More information here: What is Camphill?
Three guiding principles underpin the Camphill Movement. These being:
- The forming of a cultural life in which education and learning,
appreciation of the arts and music, concern for the land and the environment,
and the fostering of mutual understanding combine to offer the possibility for all
members of the community to realise their potential.
The emphasis is on life being a continuous path of learning.
- Creating a community social life in which the recognition of the special
qualities of each individual and the celebration of Christian festivals
form the basis for daily life. Sharing in the common life brings together
each person as an equal in a common endeavor. Communities are created with
people who have special needs, not simply for them. An atmosphere of
mutual understanding can be fostered and distinction between helper and helped lessened.
- Establishing an economic life in which a separation is made between work
and remuneration. Work is carried out according to the needs of others.
Personal needs are met on an individual and co-operative basis irrespective
of the nature of the work done. (This does not apply to all our employees.)

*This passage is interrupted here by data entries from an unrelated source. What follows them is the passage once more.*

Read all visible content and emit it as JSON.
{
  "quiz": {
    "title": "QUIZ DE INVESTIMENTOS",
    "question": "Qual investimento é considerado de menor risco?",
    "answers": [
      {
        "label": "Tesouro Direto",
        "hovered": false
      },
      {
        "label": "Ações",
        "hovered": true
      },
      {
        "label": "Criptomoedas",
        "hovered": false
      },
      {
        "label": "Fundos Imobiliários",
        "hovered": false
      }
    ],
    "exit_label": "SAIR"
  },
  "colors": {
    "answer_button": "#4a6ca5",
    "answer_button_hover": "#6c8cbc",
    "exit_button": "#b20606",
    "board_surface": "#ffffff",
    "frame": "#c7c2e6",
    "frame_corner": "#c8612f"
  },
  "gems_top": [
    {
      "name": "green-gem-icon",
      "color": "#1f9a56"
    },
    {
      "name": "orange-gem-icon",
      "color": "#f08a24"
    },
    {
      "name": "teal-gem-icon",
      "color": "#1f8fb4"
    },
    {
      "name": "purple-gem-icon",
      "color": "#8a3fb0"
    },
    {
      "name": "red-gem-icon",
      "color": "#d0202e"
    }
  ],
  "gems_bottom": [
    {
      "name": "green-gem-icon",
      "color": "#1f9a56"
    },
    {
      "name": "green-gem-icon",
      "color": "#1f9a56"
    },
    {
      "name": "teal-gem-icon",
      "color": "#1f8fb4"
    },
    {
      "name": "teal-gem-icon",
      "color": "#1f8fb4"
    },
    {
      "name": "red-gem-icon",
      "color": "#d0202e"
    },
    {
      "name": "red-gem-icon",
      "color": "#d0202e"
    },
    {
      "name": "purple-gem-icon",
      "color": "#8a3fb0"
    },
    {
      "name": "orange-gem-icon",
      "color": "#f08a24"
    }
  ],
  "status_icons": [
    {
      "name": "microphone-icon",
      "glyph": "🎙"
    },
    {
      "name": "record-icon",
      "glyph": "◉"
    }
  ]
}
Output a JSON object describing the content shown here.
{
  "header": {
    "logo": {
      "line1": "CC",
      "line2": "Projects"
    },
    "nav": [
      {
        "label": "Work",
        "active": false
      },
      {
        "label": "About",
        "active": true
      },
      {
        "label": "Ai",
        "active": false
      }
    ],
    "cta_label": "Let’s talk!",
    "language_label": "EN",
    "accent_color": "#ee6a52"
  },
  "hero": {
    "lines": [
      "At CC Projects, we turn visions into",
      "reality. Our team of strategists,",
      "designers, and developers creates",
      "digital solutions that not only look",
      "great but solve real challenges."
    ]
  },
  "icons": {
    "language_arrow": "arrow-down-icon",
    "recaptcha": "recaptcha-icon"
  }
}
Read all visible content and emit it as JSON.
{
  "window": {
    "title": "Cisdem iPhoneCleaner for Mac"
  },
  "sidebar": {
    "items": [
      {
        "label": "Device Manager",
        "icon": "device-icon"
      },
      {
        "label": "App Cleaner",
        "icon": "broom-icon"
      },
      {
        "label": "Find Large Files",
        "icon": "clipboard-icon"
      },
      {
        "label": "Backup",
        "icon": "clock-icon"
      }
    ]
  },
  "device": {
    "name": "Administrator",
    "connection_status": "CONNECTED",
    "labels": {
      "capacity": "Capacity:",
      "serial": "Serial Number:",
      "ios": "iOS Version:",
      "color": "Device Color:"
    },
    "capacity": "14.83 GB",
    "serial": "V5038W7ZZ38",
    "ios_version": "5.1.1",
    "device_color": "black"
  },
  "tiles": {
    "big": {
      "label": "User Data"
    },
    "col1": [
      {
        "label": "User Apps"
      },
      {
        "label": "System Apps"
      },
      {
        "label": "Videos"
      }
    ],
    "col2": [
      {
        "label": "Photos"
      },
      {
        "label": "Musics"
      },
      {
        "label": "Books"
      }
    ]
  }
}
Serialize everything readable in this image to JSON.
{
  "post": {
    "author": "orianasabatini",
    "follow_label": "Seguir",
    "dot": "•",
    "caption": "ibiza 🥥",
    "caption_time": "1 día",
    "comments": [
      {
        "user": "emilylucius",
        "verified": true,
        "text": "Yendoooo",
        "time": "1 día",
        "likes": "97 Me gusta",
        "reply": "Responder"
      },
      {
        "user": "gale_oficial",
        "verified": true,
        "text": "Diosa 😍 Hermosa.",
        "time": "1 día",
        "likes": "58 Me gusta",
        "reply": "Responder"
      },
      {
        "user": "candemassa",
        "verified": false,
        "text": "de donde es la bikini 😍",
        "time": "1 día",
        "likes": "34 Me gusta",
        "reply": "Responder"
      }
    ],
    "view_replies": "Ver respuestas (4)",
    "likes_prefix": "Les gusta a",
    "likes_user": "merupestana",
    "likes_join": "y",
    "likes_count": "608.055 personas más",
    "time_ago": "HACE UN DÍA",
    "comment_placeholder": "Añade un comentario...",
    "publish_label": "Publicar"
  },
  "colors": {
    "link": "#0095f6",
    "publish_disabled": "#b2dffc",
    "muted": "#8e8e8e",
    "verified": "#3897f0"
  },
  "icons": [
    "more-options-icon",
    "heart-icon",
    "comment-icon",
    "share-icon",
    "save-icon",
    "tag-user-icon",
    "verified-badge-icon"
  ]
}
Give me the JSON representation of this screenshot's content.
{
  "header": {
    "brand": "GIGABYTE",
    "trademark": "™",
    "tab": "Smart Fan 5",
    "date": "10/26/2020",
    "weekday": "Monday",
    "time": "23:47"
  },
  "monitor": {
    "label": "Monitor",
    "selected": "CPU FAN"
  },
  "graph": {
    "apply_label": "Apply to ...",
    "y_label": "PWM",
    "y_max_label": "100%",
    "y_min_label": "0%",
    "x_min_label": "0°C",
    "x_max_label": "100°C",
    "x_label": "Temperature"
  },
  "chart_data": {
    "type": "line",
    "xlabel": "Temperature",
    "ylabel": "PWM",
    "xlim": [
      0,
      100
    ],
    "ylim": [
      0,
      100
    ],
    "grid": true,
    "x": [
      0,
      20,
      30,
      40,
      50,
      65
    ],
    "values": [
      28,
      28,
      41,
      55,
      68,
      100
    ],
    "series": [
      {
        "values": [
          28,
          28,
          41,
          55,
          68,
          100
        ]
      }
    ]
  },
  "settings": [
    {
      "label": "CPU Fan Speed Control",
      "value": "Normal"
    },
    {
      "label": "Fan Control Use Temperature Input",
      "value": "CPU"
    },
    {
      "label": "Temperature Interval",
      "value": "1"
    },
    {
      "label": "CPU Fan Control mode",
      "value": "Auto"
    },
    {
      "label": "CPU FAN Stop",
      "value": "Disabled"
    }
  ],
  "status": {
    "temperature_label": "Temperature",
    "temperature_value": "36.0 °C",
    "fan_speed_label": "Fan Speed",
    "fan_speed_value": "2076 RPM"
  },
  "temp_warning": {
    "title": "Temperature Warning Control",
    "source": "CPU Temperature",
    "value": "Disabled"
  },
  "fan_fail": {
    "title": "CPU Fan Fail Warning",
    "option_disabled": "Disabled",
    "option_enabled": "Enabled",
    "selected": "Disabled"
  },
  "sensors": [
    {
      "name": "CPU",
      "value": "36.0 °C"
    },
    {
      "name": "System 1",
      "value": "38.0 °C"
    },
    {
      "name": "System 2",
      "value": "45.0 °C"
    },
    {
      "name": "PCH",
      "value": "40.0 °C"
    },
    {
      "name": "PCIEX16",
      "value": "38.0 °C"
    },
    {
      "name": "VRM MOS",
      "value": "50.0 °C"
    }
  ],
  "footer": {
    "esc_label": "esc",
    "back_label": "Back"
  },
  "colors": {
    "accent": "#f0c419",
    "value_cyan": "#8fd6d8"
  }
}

At Beannachar these approaches create the social environment in which the
students' education and development takes place. They can be members of a
community and be treated with the same respect and dignity as others. This also
implies that they will participate in the life of the community according to
their possibilities. This participation can engender a sense of dignity and encourage
a responsible and mature attitude towards life in the young person. When these
attributes appear in the young person alongside their educational achievements,
then the aim and objectives of Camphill are realised.